The past is represented by nostalgic films about the Warwick Musical Theatre and Rocky Point, the present by Waterfire, and the latest, Jeff Toste’s gem about Haven Brothers Diner.
The Columbus Theatre was sold out last week for the premiere of the documentary, which covered the history of the unique food truck, through Mayor Paolino’s admitted error of moving the truck out of downtown Providence, to the many characters that work and frequent the diner today.
There’s just enough history to let you appreciate the role that the food truck played in growth and change of Providence. The main appeal is the long list of characters who frequent the establishment, from its 5 p.m. arrival alongside City Hall to its departure at 3 a.m. (4 a.m. on weekends).
Stay for the credits and read the endless list of people interviewed for the movie, ranging from politicians to college kids, tourists, motorcyclists, the homeless, the local characters, and the many John and Jane Does.
Toste effectively uses time-lapse photography to capture owner Sal Giusti as he prepares the diner for the night and cooks pounds of bacon, dozens of eggs, buckets of fries and, of course, his signature hamburgers and hot dogs.
From the early days, when Providence was a ghost town, to the present, when theatre and convention-goers fill the small truck and form long lines at the take-out window, Toste has captured the lure and attraction of one of Rhode Island’s true icons.
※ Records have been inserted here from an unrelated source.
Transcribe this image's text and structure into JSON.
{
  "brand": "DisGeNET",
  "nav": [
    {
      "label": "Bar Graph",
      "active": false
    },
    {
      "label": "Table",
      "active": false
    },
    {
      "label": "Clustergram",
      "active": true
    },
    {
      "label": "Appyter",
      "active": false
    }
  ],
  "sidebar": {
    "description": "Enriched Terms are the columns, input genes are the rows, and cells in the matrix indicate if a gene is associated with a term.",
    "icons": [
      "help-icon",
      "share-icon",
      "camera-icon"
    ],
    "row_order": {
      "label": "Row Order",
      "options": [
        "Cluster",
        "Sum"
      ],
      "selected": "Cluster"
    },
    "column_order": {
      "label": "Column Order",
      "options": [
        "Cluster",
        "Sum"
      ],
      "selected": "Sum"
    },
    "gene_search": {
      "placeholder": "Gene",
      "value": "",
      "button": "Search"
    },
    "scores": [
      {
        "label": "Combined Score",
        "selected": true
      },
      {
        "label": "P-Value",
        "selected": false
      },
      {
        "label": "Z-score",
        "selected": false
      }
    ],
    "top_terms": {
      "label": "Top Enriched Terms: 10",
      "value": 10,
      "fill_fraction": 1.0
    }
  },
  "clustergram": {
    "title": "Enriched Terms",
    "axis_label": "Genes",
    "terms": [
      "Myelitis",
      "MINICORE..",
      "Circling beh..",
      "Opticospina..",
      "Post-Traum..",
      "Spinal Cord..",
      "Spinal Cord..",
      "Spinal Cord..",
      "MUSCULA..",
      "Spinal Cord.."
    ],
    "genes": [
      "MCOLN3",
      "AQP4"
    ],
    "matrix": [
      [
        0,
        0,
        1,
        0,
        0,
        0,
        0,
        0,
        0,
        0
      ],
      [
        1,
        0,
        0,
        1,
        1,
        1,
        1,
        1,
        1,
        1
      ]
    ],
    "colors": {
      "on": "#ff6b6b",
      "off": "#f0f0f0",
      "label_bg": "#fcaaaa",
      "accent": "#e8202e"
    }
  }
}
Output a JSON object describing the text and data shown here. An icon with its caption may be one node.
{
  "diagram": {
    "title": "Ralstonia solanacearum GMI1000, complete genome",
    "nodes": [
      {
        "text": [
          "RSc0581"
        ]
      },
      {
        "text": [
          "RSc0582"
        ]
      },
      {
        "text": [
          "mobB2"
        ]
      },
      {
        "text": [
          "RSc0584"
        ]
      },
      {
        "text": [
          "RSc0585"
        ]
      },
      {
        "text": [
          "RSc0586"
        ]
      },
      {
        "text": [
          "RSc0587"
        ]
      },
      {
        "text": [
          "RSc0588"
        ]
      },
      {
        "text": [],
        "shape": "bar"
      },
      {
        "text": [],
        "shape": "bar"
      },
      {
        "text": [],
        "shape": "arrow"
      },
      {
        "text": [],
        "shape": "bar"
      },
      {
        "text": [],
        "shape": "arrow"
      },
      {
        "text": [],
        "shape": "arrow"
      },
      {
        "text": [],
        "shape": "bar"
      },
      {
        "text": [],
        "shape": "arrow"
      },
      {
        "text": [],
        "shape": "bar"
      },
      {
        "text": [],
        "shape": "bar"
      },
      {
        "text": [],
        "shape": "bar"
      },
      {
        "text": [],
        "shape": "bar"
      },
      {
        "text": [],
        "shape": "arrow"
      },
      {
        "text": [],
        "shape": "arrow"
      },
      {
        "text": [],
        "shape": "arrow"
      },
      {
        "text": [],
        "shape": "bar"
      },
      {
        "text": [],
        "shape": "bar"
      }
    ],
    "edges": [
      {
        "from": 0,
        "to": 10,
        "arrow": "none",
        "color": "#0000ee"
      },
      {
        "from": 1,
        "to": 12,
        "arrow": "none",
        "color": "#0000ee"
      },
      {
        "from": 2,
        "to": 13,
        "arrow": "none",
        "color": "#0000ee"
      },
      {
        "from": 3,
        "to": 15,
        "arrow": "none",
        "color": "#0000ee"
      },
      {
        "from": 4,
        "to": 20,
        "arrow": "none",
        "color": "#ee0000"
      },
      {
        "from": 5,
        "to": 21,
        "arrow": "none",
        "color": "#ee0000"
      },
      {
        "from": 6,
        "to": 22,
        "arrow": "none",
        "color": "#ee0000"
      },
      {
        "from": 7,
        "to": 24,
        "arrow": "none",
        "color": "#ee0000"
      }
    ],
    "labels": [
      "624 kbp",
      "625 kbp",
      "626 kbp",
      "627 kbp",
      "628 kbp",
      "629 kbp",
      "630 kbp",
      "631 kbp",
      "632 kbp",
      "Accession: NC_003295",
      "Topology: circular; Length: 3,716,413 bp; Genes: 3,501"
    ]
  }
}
Former Mayor Joe Paolino talks about his decision to move Haven Brothers from Downcity and the backlash it caused. He humbly and humorously admits his mistake (“I folded like an accordion.”).
While the diner is the star of the movie, the multitude of characters who sing its praises while chomping down on a dog with the works are the supporting stars. This is a movie not to be missed. Hopefully, Toste will find many outlets to show the film.